“And if I refuse?”
Her smile sharpened. “Then you refuse your husband. You refuse this family. You’ll learn very quickly how lonely that can be.”
I let the silence stretch until Ethan shifted uncomfortably. Then I picked up the pen.
Lydia exhaled in triumph. Ethan relaxed. The notary prepared his stamp.
I signed a single line.
Not the transfer.
The acknowledgment of receipt.
Then I slid the folder back and said quietly, “Now it’s my turn.”
Lydia blinked. “What did you say?”
I stood, tightening the sash of my robe. “I said it’s my turn.”
Ethan grabbed the folder, flipping through it. “You didn’t sign the transfer.”
“No,” I said. “I signed proof that these documents were presented under pressure, in the presence of a notary you selected, less than twelve hours after our ceremony.”
The notary turned pale. Lydia remained still. People like her confuse silence with weakness because they have never watched a trap close.
“You ungrateful little nobody,” she hissed. “Do you think one clever sentence changes anything?”
“No,” I said. “But evidence helps.”
Ethan laughed harshly. “Evidence of what?”
I picked up my phone and tapped once. His laughter died as his own voice filled the room from the recorder hidden in the table lamp I had switched on earlier.
You’re not built for pressure. Let me take over.
Then Lydia: Ethan will manage what little you have.
And finally:
You’ll find out very quickly how lonely that can be.
Silence settled, broken only by the hiss of the coffee machine.

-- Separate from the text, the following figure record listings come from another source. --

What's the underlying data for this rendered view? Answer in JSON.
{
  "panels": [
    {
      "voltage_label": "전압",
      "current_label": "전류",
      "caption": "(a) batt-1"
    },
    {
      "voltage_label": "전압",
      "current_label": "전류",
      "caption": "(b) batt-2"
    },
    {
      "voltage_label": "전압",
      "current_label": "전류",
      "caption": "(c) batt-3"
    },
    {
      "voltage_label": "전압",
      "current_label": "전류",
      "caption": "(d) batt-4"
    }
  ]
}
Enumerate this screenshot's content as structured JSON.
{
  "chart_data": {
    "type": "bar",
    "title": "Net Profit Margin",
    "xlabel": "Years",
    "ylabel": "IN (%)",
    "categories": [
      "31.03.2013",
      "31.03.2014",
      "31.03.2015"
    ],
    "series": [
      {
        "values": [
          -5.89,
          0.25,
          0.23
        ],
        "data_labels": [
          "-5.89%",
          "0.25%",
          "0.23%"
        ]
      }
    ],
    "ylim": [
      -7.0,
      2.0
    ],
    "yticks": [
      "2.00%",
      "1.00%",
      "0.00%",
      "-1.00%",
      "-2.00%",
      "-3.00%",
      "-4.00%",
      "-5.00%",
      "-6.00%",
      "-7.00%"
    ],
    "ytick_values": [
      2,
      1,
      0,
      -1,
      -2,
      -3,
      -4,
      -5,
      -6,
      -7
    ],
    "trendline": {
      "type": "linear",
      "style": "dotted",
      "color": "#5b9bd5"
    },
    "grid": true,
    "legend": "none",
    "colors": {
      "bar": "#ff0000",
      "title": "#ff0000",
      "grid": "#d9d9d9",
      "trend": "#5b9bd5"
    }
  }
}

Lydia recovered first. “Illegal.”
“Actually,” I said, “not in this state when one party consents. I do.”
Her eyes flicked to Ethan, and for a moment, fear surfaced beneath her polish. She had done this before—coercion disguised as propriety, theft masked as family obligation.
Ethan threw the folder down. “What do you want, Elena?”
There it was. Not confusion. Not outrage. Just negotiation—the instinct of someone who knows he’s caught.